No final de 2004, cansado pelo desgaste do trabalho e as perdas pessoais, pensava em encerrar a carreira do jornal, achando que ele já havia cumprido sua missão. Foi quando, em janeiro do ano seguinte, depois de muitas ameaças, fui agredido fisicamente pela primeira vez, de forma covarde, por um cidadão 19 anos mais novo do que eu, um dos donos do grupo de comunicação no qual eu trabalhara (ao lado do pai do agressor) e que na época era simplesmente o presidente da comissão em defesa da liberdade de imprensa da OAB do Pará. O agressor me atacou pelas costas e contou com a cobertura de dois policiais militares, que usava – e continua a usar – como seus seguranças particulares.
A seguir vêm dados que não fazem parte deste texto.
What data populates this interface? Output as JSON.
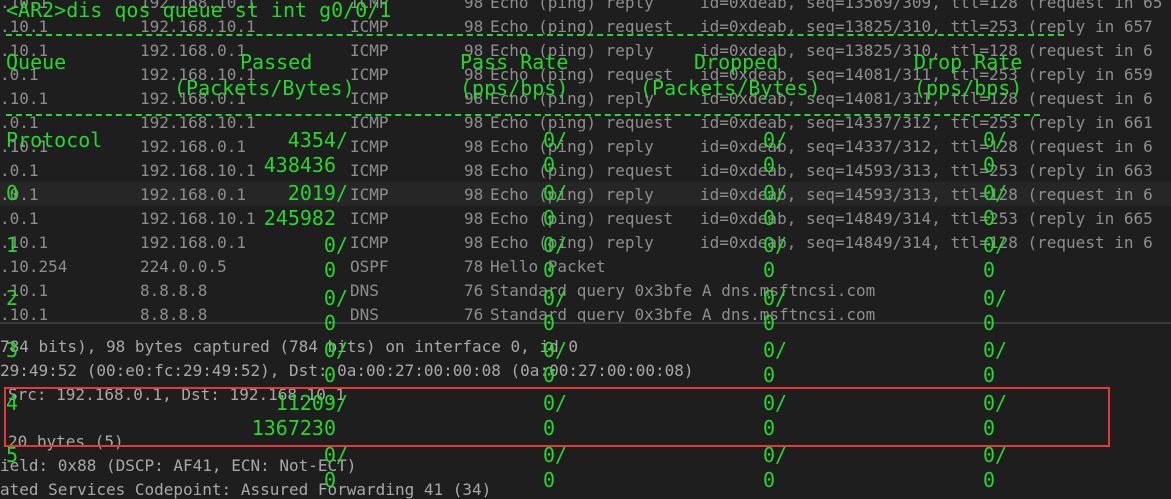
{
  "background": {
    "packet_rows": [
      {
        "src": ".10.1",
        "dst": "192.168.10.1",
        "proto": "ICMP",
        "len": "98",
        "info": "Echo (ping) reply",
        "detail": "id=0xdeab, seq=13569/309, ttl=128 (request in 65"
      },
      {
        "src": ".10.1",
        "dst": "192.168.10.1",
        "proto": "ICMP",
        "len": "98",
        "info": "Echo (ping) request",
        "detail": "id=0xdeab, seq=13825/310, ttl=253 (reply in 657"
      },
      {
        "src": ".10.1",
        "dst": "192.168.0.1",
        "proto": "ICMP",
        "len": "98",
        "info": "Echo (ping) reply",
        "detail": "id=0xdeab, seq=13825/310, ttl=128 (request in 6"
      },
      {
        "src": ".0.1",
        "dst": "192.168.10.1",
        "proto": "ICMP",
        "len": "98",
        "info": "Echo (ping) request",
        "detail": "id=0xdeab, seq=14081/311, ttl=253 (reply in 659"
      },
      {
        "src": ".10.1",
        "dst": "192.168.0.1",
        "proto": "ICMP",
        "len": "98",
        "info": "Echo (ping) reply",
        "detail": "id=0xdeab, seq=14081/311, ttl=128 (request in 6"
      },
      {
        "src": ".0.1",
        "dst": "192.168.10.1",
        "proto": "ICMP",
        "len": "98",
        "info": "Echo (ping) request",
        "detail": "id=0xdeab, seq=14337/312, ttl=253 (reply in 661"
      },
      {
        "src": ".10.1",
        "dst": "192.168.0.1",
        "proto": "ICMP",
        "len": "98",
        "info": "Echo (ping) reply",
        "detail": "id=0xdeab, seq=14337/312, ttl=128 (request in 6"
      },
      {
        "src": ".0.1",
        "dst": "192.168.10.1",
        "proto": "ICMP",
        "len": "98",
        "info": "Echo (ping) request",
        "detail": "id=0xdeab, seq=14593/313, ttl=253 (reply in 663"
      },
      {
        "src": ".0.1",
        "dst": "192.168.0.1",
        "proto": "ICMP",
        "len": "98",
        "info": "Echo (ping) reply",
        "detail": "id=0xdeab, seq=14593/313, ttl=128 (request in 6"
      },
      {
        "src": ".0.1",
        "dst": "192.168.10.1",
        "proto": "ICMP",
        "len": "98",
        "info": "Echo (ping) request",
        "detail": "id=0xdeab, seq=14849/314, ttl=253 (reply in 665"
      },
      {
        "src": ".10.1",
        "dst": "192.168.0.1",
        "proto": "ICMP",
        "len": "98",
        "info": "Echo (ping) reply",
        "detail": "id=0xdeab, seq=14849/314, ttl=128 (request in 6"
      },
      {
        "src": ".10.254",
        "dst": "224.0.0.5",
        "proto": "OSPF",
        "len": "78",
        "info": "Hello Packet",
        "detail": ""
      },
      {
        "src": ".10.1",
        "dst": "8.8.8.8",
        "proto": "DNS",
        "len": "76",
        "info": "Standard query 0x3bfe A dns.msftncsi.com",
        "detail": ""
      },
      {
        "src": ".10.1",
        "dst": "8.8.8.8",
        "proto": "DNS",
        "len": "76",
        "info": "Standard query 0x3bfe A dns.msftncsi.com",
        "detail": ""
      }
    ],
    "details": [
      "784 bits), 98 bytes captured (784 bits) on interface 0, id 0",
      "29:49:52 (00:e0:fc:29:49:52), Dst: 0a:00:27:00:00:08 (0a:00:27:00:00:08)",
      " Src: 192.168.0.1, Dst: 192.168.10.1",
      "20 bytes (5)",
      "ield: 0x88 (DSCP: AF41, ECN: Not-ECT)",
      "ated Services Codepoint: Assured Forwarding 41 (34)"
    ]
  },
  "terminal": {
    "command": "<AR2>dis qos queue st int g0/0/1",
    "headers": {
      "queue": "Queue",
      "passed": "Passed",
      "passed_sub": "(Packets/Bytes)",
      "pass_rate": "Pass Rate",
      "pass_rate_sub": "(pps/bps)",
      "dropped": "Dropped",
      "dropped_sub": "(Packets/Bytes)",
      "drop_rate": "Drop Rate",
      "drop_rate_sub": "(pps/bps)"
    },
    "rows": [
      {
        "queue": "Protocol",
        "passed": "4354/",
        "passed2": "438436",
        "pass_rate": "0/",
        "pass_rate2": "0",
        "dropped": "0/",
        "dropped2": "0",
        "drop_rate": "0/",
        "drop_rate2": "0"
      },
      {
        "queue": "0",
        "passed": "2019/",
        "passed2": "245982",
        "pass_rate": "0/",
        "pass_rate2": "0",
        "dropped": "0/",
        "dropped2": "0",
        "drop_rate": "0/",
        "drop_rate2": "0"
      },
      {
        "queue": "1",
        "passed": "0/",
        "passed2": "0",
        "pass_rate": "0/",
        "pass_rate2": "0",
        "dropped": "0/",
        "dropped2": "0",
        "drop_rate": "0/",
        "drop_rate2": "0"
      },
      {
        "queue": "2",
        "passed": "0/",
        "passed2": "0",
        "pass_rate": "0/",
        "pass_rate2": "0",
        "dropped": "0/",
        "dropped2": "0",
        "drop_rate": "0/",
        "drop_rate2": "0"
      },
      {
        "queue": "3",
        "passed": "0/",
        "passed2": "0",
        "pass_rate": "0/",
        "pass_rate2": "0",
        "dropped": "0/",
        "dropped2": "0",
        "drop_rate": "0/",
        "drop_rate2": "0"
      },
      {
        "queue": "4",
        "passed": "11209/",
        "passed2": "1367230",
        "pass_rate": "0/",
        "pass_rate2": "0",
        "dropped": "0/",
        "dropped2": "0",
        "drop_rate": "0/",
        "drop_rate2": "0"
      },
      {
        "queue": "5",
        "passed": "0/",
        "passed2": "0",
        "pass_rate": "0/",
        "pass_rate2": "0",
        "dropped": "0/",
        "dropped2": "0",
        "drop_rate": "0/",
        "drop_rate2": "0"
      }
    ]
  },
  "highlight_color": "#e53935",
  "terminal_text_color": "#27d62e"
}
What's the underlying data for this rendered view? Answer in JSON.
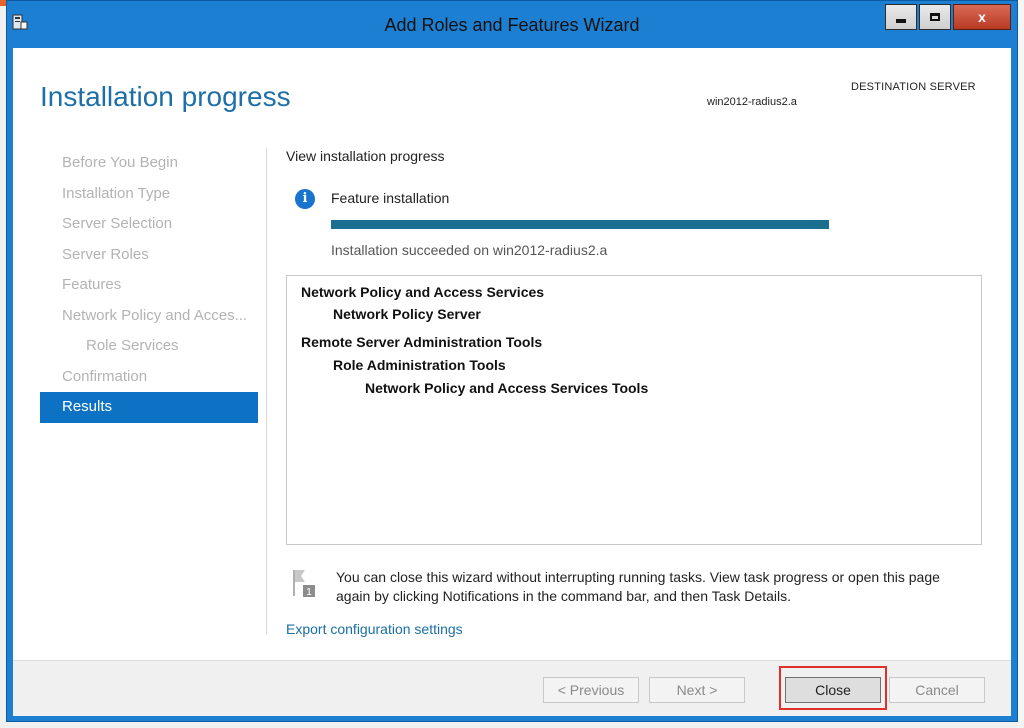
{
  "window": {
    "title": "Add Roles and Features Wizard",
    "close_glyph": "x",
    "icons": {
      "app": "server-manager-icon",
      "minimize": "minimize-icon",
      "maximize": "maximize-icon",
      "close": "close-icon"
    },
    "accent_color": "#1c7fd2"
  },
  "header": {
    "page_title": "Installation progress",
    "destination_label": "DESTINATION SERVER",
    "destination_value": "win2012-radius2.a"
  },
  "nav": {
    "items": [
      {
        "label": "Before You Begin",
        "state": "disabled"
      },
      {
        "label": "Installation Type",
        "state": "disabled"
      },
      {
        "label": "Server Selection",
        "state": "disabled"
      },
      {
        "label": "Server Roles",
        "state": "disabled"
      },
      {
        "label": "Features",
        "state": "disabled"
      },
      {
        "label": "Network Policy and Acces...",
        "state": "disabled"
      },
      {
        "label": "Role Services",
        "state": "disabled"
      },
      {
        "label": "Confirmation",
        "state": "disabled"
      },
      {
        "label": "Results",
        "state": "active"
      }
    ],
    "active_color": "#0e72c4"
  },
  "content": {
    "section_label": "View installation progress",
    "feature_label": "Feature installation",
    "info_glyph": "i",
    "progress": 1.0,
    "status": "Installation succeeded on win2012-radius2.a",
    "results": [
      "Network Policy and Access Services",
      "Network Policy Server",
      "Remote Server Administration Tools",
      "Role Administration Tools",
      "Network Policy and Access Services Tools"
    ],
    "notice_badge": "1",
    "notice": "You can close this wizard without interrupting running tasks. View task progress or open this page again by clicking Notifications in the command bar, and then Task Details.",
    "export_link": "Export configuration settings"
  },
  "footer": {
    "previous": "< Previous",
    "next": "Next >",
    "close": "Close",
    "cancel": "Cancel",
    "highlight_color": "#e0302a"
  }
}
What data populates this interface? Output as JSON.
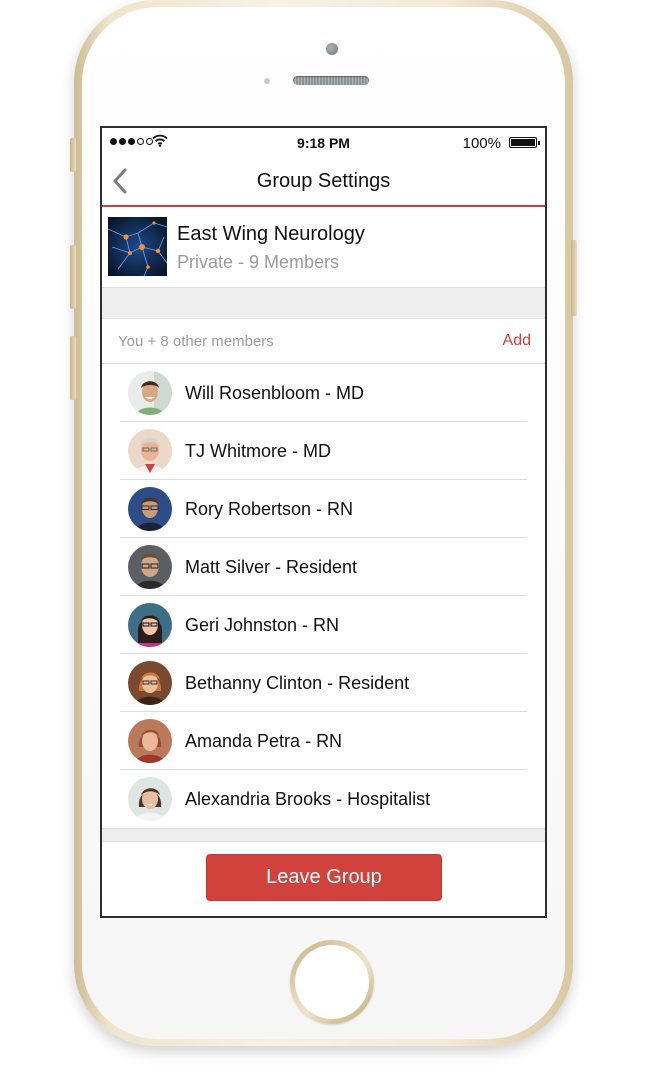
{
  "status_bar": {
    "time": "9:18 PM",
    "battery": "100%",
    "signal_bars_filled": 3,
    "signal_bars_total": 5,
    "battery_level": 1.0
  },
  "nav": {
    "title": "Group Settings",
    "back_icon": "chevron-left-icon"
  },
  "group": {
    "name": "East Wing Neurology",
    "subtitle": "Private - 9 Members"
  },
  "members_section": {
    "count_label": "You + 8 other members",
    "add_label": "Add"
  },
  "members": [
    {
      "name": "Will Rosenbloom - MD"
    },
    {
      "name": "TJ Whitmore - MD"
    },
    {
      "name": "Rory Robertson - RN"
    },
    {
      "name": "Matt Silver - Resident"
    },
    {
      "name": "Geri Johnston - RN"
    },
    {
      "name": "Bethanny Clinton - Resident"
    },
    {
      "name": "Amanda Petra - RN"
    },
    {
      "name": "Alexandria Brooks - Hospitalist"
    }
  ],
  "actions": {
    "leave_label": "Leave Group"
  },
  "colors": {
    "accent": "#d2423c",
    "nav_rule": "#c94040",
    "secondary_text": "#9b9b9b",
    "phone_gold": "#efe4cc"
  }
}
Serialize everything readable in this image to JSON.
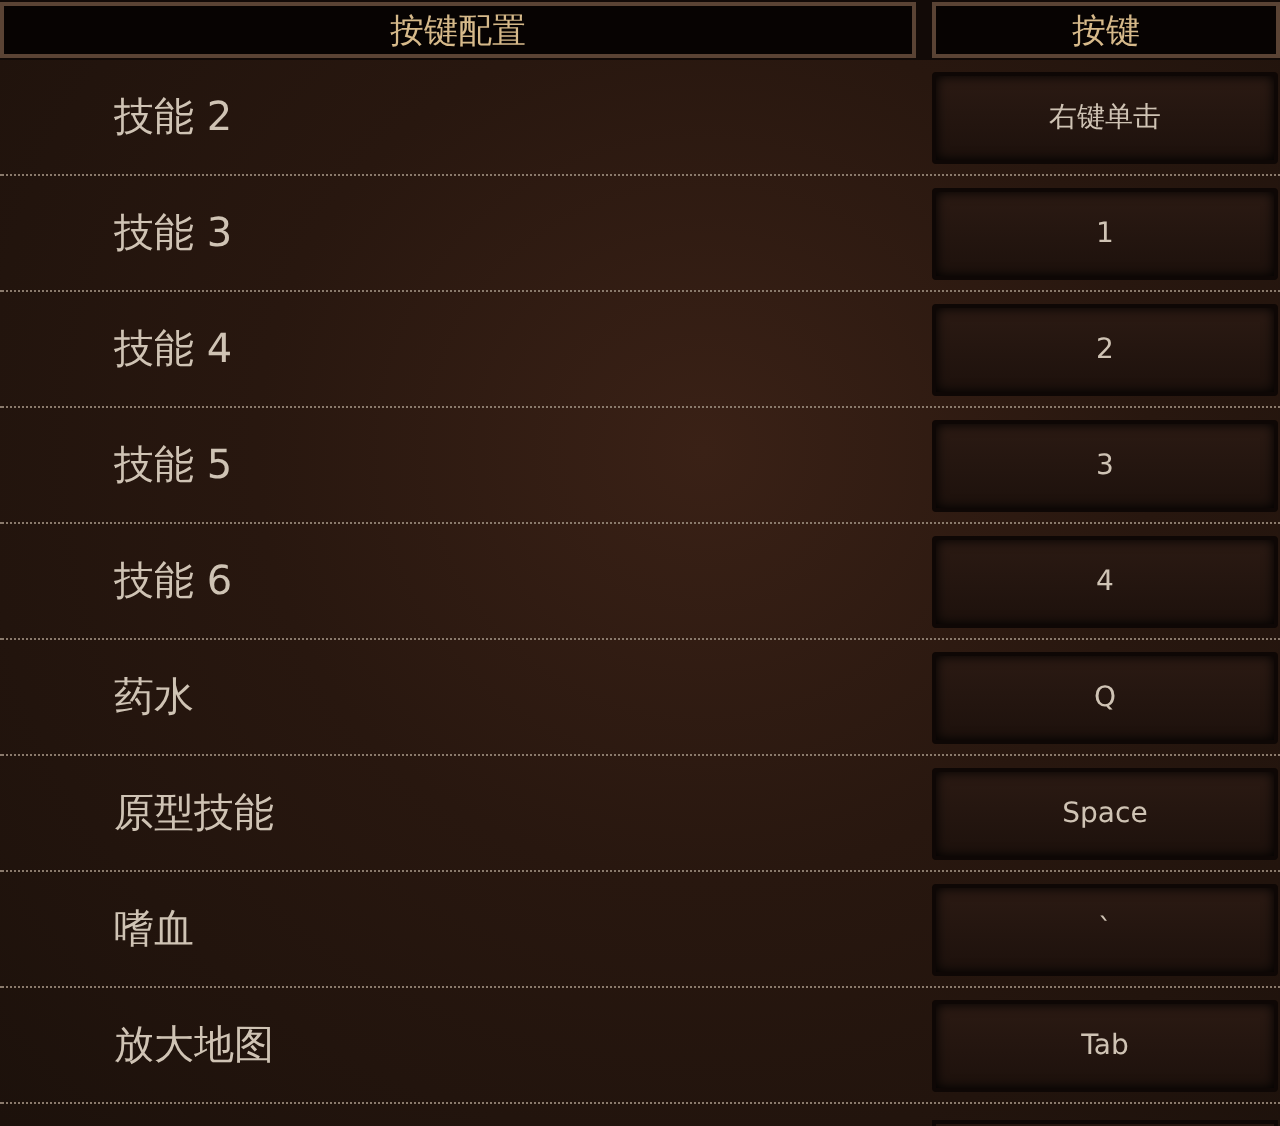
{
  "columns": [
    "按键配置",
    "按键"
  ],
  "bindings": [
    {
      "action": "技能 2",
      "key": "右键单击"
    },
    {
      "action": "技能 3",
      "key": "1"
    },
    {
      "action": "技能 4",
      "key": "2"
    },
    {
      "action": "技能 5",
      "key": "3"
    },
    {
      "action": "技能 6",
      "key": "4"
    },
    {
      "action": "药水",
      "key": "Q"
    },
    {
      "action": "原型技能",
      "key": "Space"
    },
    {
      "action": "嗜血",
      "key": "`"
    },
    {
      "action": "放大地图",
      "key": "Tab"
    }
  ]
}
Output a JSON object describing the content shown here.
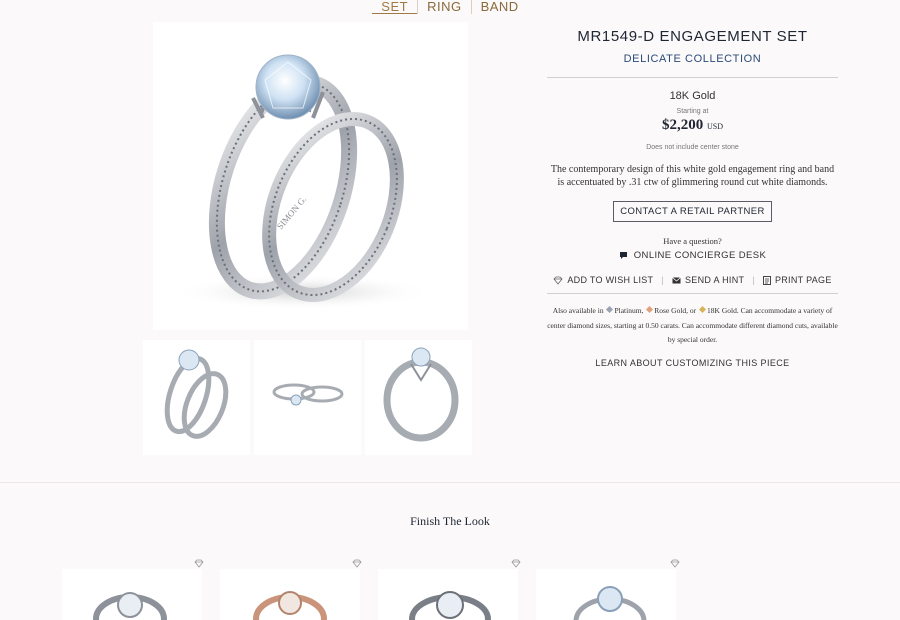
{
  "tabs": [
    {
      "label": "SET",
      "active": true
    },
    {
      "label": "RING",
      "active": false
    },
    {
      "label": "BAND",
      "active": false
    }
  ],
  "product": {
    "title": "MR1549-D ENGAGEMENT SET",
    "collection": "DELICATE COLLECTION",
    "metal": "18K Gold",
    "starting_label": "Starting at",
    "price": "$2,200",
    "currency": "USD",
    "note": "Does not include center stone",
    "description": "The contemporary design of this white gold engagement ring and band is accentuated by .31 ctw of glimmering round cut white diamonds.",
    "engraving": "SIMON G."
  },
  "buttons": {
    "contact": "CONTACT A RETAIL PARTNER",
    "question": "Have a question?",
    "concierge": "ONLINE CONCIERGE DESK",
    "wishlist": "ADD TO WISH LIST",
    "hint": "SEND A HINT",
    "print": "PRINT PAGE",
    "learn": "LEARN ABOUT CUSTOMIZING THIS PIECE"
  },
  "also": {
    "prefix": "Also available in",
    "platinum": "Platinum,",
    "rose": "Rose Gold, or",
    "gold": "18K Gold.",
    "rest": "Can accommodate a variety of center diamond sizes, starting at 0.50 carats. Can accommodate different diamond cuts, available by special order."
  },
  "colors": {
    "platinum": "#9aa3b5",
    "rose": "#e0a07a",
    "gold": "#d9b35a",
    "accent": "#a07a42"
  },
  "finish_title": "Finish The Look",
  "recommendations": [
    {
      "icon": "diamond-outline-icon",
      "metal": "white"
    },
    {
      "icon": "diamond-outline-icon",
      "metal": "rose"
    },
    {
      "icon": "diamond-outline-icon",
      "metal": "white"
    },
    {
      "icon": "diamond-outline-icon",
      "metal": "white"
    }
  ]
}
Qual a causa da brutalidade? Um artigo que publiquei dias antes sobre o império de comunicação do agressor. O texto continha inverdades, era ofensivo, invadia a privacidade dos personagens? Nenhuma das alternativas. Mas desagradava aos senhores da comunicação. Embora tendo a emissora de televisão de maior audiência do Estado, afiliada à Rede Globo, o jornal que ainda era o líder do segmento (já não é mais) e estações de rádio, não usaram seus veículos para me contraditar ou mesmo atacar com o produto que constitui seu negócio: a informação.
Ronaldo Maiorana me atacou com os punhos e, antes que eu pudesse reagir à surpresa, justo num dos momentos agradáveis da vida (almoçando ao lado de amigos em restaurante situado num parque público, onde tem sua sede a Secretaria de Cultura do Estado), o agressor fugiu, protegido por seus truculentos seguranças, que deviam estar no quartel ou na rua, protegendo a população, que lhes paga os vencimentos. Por este e muitos outros motivos, Belém é uma das cidades mais violentas do país. O Maiorana agressor contribuiu com seu ato para encorpar essa violência.
O que dela resultou? O agressor fez acordo com o Ministério Público do Estado (a vítima não tem voz na justiça especial quando se nega ao acordo), entregou cestas básicas a instituições de caridade (uma delas ligada à família Maiorana) e permaneceu solto, com sua primariedade criminal intacta. Mas ele e seu irmão ajuizaram 14 ações contra mim, nove delas penais, com base na recentemente extinta Lei de Imprensa da ditadura militar, e cinco cíveis, de indenização.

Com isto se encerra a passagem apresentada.